True Colours of the SDGs
In a little over a year, at the SDG Summit in September 2027, the world will gather again to debate the future of the global goals. But long before anyone walks onto that stage, someone is already shaping the script for what the world will debate next.
Photo by Katja Ano on Unsplash
To understand where we’re heading, it helps to remember where we began. Two decades ago, the global conversation revolved around eight simple, urgent promises: the Millennium Development Goals. It was a time when HIV/AIDS loomed like a shadow across continents, and when the UN struggled under the weight of its own fragmentation. There was even a moment when leaders imagined a single, unified UN presence in every country. A bold idea of the One UN that dissolved quietly, filed away as too idealistic. Now, as the SDGs approach their final stretch, the UN stands at a far more precarious crossroads. Not just fragmented but also underfunded, it faces existential questions about its future.
The MDGs were signposts in the development discourse and central to measuring the sector's progress. Although donor-driven, they did contribute to a more coherent understanding of what was the role of international development cooperation in contributing to a better future. The later editions of the 17 goals have been harder to grasp, and the results of the SDGs, beyond the cry "we are not on track", have been difficult to hear.
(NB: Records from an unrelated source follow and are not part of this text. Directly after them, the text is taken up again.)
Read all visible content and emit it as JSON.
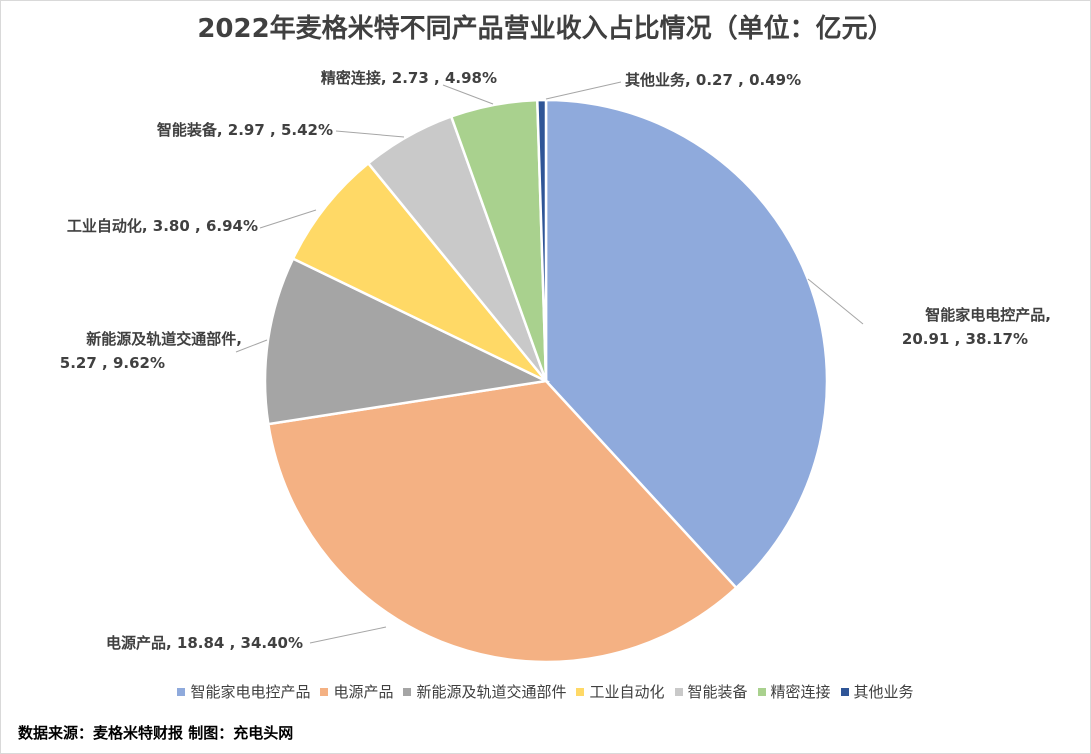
{
  "chart_data": {
    "type": "pie",
    "title": "2022年麦格米特不同产品营业收入占比情况（单位：亿元）",
    "slices": [
      {
        "name": "智能家电电控产品",
        "value": 20.91,
        "percent": "38.17%",
        "color": "#8faadc",
        "label_line1": "智能家电电控产品,",
        "label_line2": "20.91 , 38.17%"
      },
      {
        "name": "电源产品",
        "value": 18.84,
        "percent": "34.40%",
        "color": "#f4b183",
        "label_line1": "电源产品, 18.84 , 34.40%",
        "label_line2": ""
      },
      {
        "name": "新能源及轨道交通部件",
        "value": 5.27,
        "percent": "9.62%",
        "color": "#a5a5a5",
        "label_line1": "新能源及轨道交通部件,",
        "label_line2": "5.27 , 9.62%"
      },
      {
        "name": "工业自动化",
        "value": 3.8,
        "percent": "6.94%",
        "color": "#ffd966",
        "label_line1": "工业自动化, 3.80 , 6.94%",
        "label_line2": ""
      },
      {
        "name": "智能装备",
        "value": 2.97,
        "percent": "5.42%",
        "color": "#c9c9c9",
        "label_line1": "智能装备, 2.97 , 5.42%",
        "label_line2": ""
      },
      {
        "name": "精密连接",
        "value": 2.73,
        "percent": "4.98%",
        "color": "#a9d18e",
        "label_line1": "精密连接, 2.73 , 4.98%",
        "label_line2": ""
      },
      {
        "name": "其他业务",
        "value": 0.27,
        "percent": "0.49%",
        "color": "#2f5597",
        "label_line1": "其他业务, 0.27 , 0.49%",
        "label_line2": ""
      }
    ],
    "legend_position": "bottom"
  },
  "footer": {
    "source": "数据来源：麦格米特财报  制图：充电头网"
  }
}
The truth is, dividing the ambitions of humankind into 17 distinct, colourful boxes is, of course, quite absurd. Goals overlap, collide, and sometimes undermine each other when pursued in isolation. And yet, the idea of a shared structure for debating the global goals, a place where the world gathers to imagine its future, is worth defending.
But who is now setting the agenda for the beyond 2030? At least one group has already stepped forward. Deafening a universal rights-based agenda, and the civic space as a key enabler of the equitable transformation. Forus, a global network of national civil society organisations and regional coalitions, has gathered its members' aspirations in the Forus Post 2030 Vision Paper. Forus’ vision pushes beyond the old development vocabulary and ODA-based development discourse. For instance, it points to the failures of the International Financial Architecture that shape the lives of billions, yet remain far removed from the democratic ideals of the SDGs and global commitments. While we do not need 17 colourful boxes of unrelated ambitions that everyone can pick from, we need a space for a debate on the direction of humanity, and the more diverse, open, and equitable it is, the more courage we have to learn from past mistakes. Kudos to Forus for being early to set their parameters for that debate!